The cave can be exited through a tight squeeze ending in a giant sinkhole collapse in the jungle.

The cave’s upper passage is located about 1/3 of the way from the lower entrance. Here 14 skeletal remains have been found, and numerous examples of ancient Maya pottery remain.

The cave periodically closes when rainfall causes the river’s water level to rise and potentially flood parts of the cave.


The Belize Tourism Board, with the Belize National Institute of Culture and History, and the Institute of Archaeology, has granted licenses to a small group of agents to conduct tours of this cave, in an attempt to balance its protection against tourist revenue.

Visitors to Aktun Tunichil Muknal can go on excursions led by licensed archaeologists and experienced guides. The tour usually involves moderate jungle trekking followed by swimming and cave exploration.

Highlights of the tour include viewing ancient artifacts such as pottery shards and ceremonial vessels, and observing skeletal remains, including the “Crystal Maiden”, the calcified skeleton of a young woman believed to have been a sacrificial victim.
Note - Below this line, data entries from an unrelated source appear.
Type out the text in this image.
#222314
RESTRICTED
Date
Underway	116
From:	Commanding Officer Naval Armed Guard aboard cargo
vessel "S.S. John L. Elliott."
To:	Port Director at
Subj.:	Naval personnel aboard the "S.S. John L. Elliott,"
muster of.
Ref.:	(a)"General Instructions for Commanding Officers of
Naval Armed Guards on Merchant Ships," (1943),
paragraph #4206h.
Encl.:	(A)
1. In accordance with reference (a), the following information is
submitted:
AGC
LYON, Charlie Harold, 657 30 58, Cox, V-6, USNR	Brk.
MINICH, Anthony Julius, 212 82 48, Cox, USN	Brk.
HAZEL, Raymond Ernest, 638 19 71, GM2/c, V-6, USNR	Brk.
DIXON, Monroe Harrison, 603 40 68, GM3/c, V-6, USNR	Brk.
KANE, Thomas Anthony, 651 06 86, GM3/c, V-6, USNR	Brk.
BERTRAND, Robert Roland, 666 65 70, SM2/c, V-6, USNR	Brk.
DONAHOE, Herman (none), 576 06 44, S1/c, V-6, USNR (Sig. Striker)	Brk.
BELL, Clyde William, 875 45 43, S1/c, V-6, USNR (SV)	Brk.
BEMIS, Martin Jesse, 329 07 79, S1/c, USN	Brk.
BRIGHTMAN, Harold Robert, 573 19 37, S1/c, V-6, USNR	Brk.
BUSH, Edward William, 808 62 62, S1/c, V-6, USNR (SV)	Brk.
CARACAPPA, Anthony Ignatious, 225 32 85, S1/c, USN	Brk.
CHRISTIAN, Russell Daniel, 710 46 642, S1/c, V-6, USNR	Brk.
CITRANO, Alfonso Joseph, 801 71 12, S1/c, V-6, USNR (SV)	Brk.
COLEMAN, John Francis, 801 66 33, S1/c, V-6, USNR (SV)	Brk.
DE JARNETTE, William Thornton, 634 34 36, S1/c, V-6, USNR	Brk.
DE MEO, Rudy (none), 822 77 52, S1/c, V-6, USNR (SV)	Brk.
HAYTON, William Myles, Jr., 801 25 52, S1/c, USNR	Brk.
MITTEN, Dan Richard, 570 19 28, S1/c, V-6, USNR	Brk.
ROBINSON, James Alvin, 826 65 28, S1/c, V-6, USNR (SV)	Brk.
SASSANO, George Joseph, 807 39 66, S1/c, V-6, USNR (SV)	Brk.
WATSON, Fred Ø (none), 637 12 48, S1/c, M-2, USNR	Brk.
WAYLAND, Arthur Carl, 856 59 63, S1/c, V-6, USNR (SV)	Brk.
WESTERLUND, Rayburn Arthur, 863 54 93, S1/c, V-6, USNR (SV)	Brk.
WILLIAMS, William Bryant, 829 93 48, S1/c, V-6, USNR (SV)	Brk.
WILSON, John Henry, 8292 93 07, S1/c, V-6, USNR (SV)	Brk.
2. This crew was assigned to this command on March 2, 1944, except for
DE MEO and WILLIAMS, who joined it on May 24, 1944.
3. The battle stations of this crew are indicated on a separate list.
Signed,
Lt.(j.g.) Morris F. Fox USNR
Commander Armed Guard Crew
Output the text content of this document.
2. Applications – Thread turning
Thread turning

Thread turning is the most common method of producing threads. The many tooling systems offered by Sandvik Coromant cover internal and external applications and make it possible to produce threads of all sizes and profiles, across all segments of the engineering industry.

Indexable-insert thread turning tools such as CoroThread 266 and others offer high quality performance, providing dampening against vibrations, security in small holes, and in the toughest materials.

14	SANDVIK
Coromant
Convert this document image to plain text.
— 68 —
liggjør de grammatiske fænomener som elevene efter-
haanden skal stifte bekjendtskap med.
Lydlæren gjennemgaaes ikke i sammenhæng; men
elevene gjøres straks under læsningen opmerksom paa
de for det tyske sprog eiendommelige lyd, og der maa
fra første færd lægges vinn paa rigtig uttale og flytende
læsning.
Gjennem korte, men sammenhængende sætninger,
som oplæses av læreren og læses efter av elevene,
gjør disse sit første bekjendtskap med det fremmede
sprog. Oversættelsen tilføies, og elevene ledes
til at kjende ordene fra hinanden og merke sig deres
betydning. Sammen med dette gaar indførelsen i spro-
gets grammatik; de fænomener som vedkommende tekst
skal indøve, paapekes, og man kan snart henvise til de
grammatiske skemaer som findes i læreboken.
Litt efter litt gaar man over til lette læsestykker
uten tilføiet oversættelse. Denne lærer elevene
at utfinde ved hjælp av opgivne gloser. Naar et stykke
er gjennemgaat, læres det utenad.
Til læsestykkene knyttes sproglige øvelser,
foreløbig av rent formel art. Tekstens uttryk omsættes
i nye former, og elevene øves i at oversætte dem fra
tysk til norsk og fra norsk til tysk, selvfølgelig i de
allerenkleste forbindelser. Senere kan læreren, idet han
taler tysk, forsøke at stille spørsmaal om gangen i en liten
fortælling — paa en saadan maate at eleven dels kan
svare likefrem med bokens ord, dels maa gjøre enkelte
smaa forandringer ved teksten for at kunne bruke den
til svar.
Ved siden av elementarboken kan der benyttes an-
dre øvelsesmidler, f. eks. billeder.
Actun Tunichil Muknal offers a fascinating blend of adventure, history, and archaeology, making it a must-visit destination for travelers interested in exploring the ancient Maya civilization.


In late May 2012, a tourist accidentally dropped a camera and fractured a human skull estimated to be over one thousand years old. As a result, all cameras without a permit are banned from the cave.

A different visitor once broke another skull by accidentally stepping on it. All visitors are told to remove their shoes and wear socks when reaching the upper dry chamber to help minimize foot traffic impact.